With HT, however, multi-processor-capable software applications can run unmodified with twice as many logical processors to use. Each logical processor can respond to interrupts independently. The first logical processor can track one software thread, while the second logical processor can track another software thread simultaneously. Because the two threads share one set of execution resources, the HT can use resources that would be otherwise idle if only one thread was executing. The result is an increased utilization of the execution resources within each physical processor package.

For example, one logical processor can execute a floating-point operation while the other logical processor executes an addition and a load operation. HT is complementary to MP-based systems because the operating system can not only schedule separate threads to execute on each physical processor simultaneously, but on each logical processor simultaneously as well.

This improves overall performance and system response because many parallel threads can be dispatched sooner due to twice as many logical processors being available to the system. Even though there are twice as many logical processors available, they are still sharing one set of execution resources.
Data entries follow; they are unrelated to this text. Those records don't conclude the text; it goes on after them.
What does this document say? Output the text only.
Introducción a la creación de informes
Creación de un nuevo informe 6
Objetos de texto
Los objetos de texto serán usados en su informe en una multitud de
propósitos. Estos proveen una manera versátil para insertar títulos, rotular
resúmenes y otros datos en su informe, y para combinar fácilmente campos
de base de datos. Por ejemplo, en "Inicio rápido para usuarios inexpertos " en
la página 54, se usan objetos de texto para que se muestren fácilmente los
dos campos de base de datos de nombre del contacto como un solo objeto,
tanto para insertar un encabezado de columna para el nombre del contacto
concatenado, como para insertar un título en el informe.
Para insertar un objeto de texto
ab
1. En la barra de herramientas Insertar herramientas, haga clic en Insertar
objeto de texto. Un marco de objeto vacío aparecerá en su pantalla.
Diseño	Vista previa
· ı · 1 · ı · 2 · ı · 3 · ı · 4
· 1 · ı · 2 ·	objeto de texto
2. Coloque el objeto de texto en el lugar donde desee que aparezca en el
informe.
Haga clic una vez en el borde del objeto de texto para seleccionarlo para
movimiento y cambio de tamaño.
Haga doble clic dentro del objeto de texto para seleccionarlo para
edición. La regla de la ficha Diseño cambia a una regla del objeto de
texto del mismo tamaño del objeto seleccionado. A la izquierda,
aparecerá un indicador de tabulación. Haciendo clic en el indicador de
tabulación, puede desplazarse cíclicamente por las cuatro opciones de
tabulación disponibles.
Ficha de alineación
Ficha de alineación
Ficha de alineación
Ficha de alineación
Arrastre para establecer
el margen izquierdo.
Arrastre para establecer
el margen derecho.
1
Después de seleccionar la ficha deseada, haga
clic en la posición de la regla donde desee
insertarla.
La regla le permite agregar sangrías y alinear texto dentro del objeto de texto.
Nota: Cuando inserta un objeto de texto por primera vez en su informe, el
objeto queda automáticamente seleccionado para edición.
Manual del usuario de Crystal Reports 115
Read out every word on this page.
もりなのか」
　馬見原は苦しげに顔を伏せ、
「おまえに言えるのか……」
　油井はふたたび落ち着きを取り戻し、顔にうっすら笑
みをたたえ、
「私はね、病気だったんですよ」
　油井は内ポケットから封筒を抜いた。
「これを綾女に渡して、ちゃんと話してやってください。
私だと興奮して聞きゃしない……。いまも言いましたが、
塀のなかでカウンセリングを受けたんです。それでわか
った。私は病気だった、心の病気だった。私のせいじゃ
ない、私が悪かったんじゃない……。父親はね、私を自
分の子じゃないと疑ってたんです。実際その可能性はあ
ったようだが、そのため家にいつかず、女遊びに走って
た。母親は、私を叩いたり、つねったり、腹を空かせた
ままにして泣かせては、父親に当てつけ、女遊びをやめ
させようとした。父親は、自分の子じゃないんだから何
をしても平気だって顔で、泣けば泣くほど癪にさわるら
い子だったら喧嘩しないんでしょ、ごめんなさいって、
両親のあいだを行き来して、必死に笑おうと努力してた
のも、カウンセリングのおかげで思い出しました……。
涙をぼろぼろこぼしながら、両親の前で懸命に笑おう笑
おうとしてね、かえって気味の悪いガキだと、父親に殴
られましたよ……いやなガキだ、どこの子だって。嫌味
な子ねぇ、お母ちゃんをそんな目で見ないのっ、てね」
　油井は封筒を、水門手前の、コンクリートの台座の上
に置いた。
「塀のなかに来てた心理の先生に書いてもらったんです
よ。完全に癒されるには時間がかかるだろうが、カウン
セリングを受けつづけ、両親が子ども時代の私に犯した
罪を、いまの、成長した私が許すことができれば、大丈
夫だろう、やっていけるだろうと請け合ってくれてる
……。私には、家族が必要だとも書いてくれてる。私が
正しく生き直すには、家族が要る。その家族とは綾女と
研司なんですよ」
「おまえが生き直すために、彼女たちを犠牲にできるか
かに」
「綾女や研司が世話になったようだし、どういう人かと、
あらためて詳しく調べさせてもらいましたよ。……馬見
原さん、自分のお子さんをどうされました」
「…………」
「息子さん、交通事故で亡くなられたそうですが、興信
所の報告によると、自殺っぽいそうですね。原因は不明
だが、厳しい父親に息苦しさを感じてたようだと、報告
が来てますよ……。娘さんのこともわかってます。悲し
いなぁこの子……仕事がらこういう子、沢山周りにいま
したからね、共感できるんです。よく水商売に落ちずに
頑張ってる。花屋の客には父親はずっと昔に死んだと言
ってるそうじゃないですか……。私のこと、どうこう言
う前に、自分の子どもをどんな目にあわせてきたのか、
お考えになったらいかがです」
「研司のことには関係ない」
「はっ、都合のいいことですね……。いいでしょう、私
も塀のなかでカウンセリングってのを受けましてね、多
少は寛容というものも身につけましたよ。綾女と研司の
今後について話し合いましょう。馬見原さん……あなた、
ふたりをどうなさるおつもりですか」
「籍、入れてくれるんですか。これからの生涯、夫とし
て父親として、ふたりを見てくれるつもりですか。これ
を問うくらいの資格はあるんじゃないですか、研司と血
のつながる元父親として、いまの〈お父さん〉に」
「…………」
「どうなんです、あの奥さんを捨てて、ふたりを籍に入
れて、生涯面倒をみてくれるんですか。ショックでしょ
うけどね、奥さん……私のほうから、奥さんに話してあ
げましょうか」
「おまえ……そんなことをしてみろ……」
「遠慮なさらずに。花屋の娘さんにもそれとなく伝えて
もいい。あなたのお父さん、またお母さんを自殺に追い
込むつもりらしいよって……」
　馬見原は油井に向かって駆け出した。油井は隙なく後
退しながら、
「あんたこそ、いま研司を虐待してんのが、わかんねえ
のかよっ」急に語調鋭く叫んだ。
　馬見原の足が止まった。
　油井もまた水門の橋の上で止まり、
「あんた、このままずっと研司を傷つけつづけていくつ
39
So the performance benefit of another physical processor with its own set of dedicated execution resources will typically offer greater performance levels. In other words, HT is complementary to multi-processing by offering greater parallelism within each processor in the system, but is not a replacement for dual or multi-processing.

6. Overall: More To Life Than Clock Speeds


HT does not represent a radical shift away from Intel's existing Pentium 4 architecture, nor will it require new programming skill-sets. Users only stand to benefit while the transition to an HT architecture will remain largely transparent to developers. Applications already written for multi-processor applications will utilize HT two-logical processor applications. According to Sysmark tests run by Tom's Hardware , HT does indeed offer significant performance boosts independent of clock speed gains in the 3.06 Pentium 4. The boost in speed in alone also does not take into account multi-tasking, such as the time it takes to open a large PowerPoint application while a heavy-duty virus check runs in the background.

However, only WindowsXP recognizes HT in a Windows environment, so while existing multi-threaded applications may be able to take advantage of HT, older version of Windows will not.

In summary, with so many performance gains that HT offers independent of clock-speed, perhaps Intel is on the verge of ending its emphasis on the megahertz race with AMD. At the very least, Intel has begun to attempt to convey to the average user that there is more to life than clock speeds alone.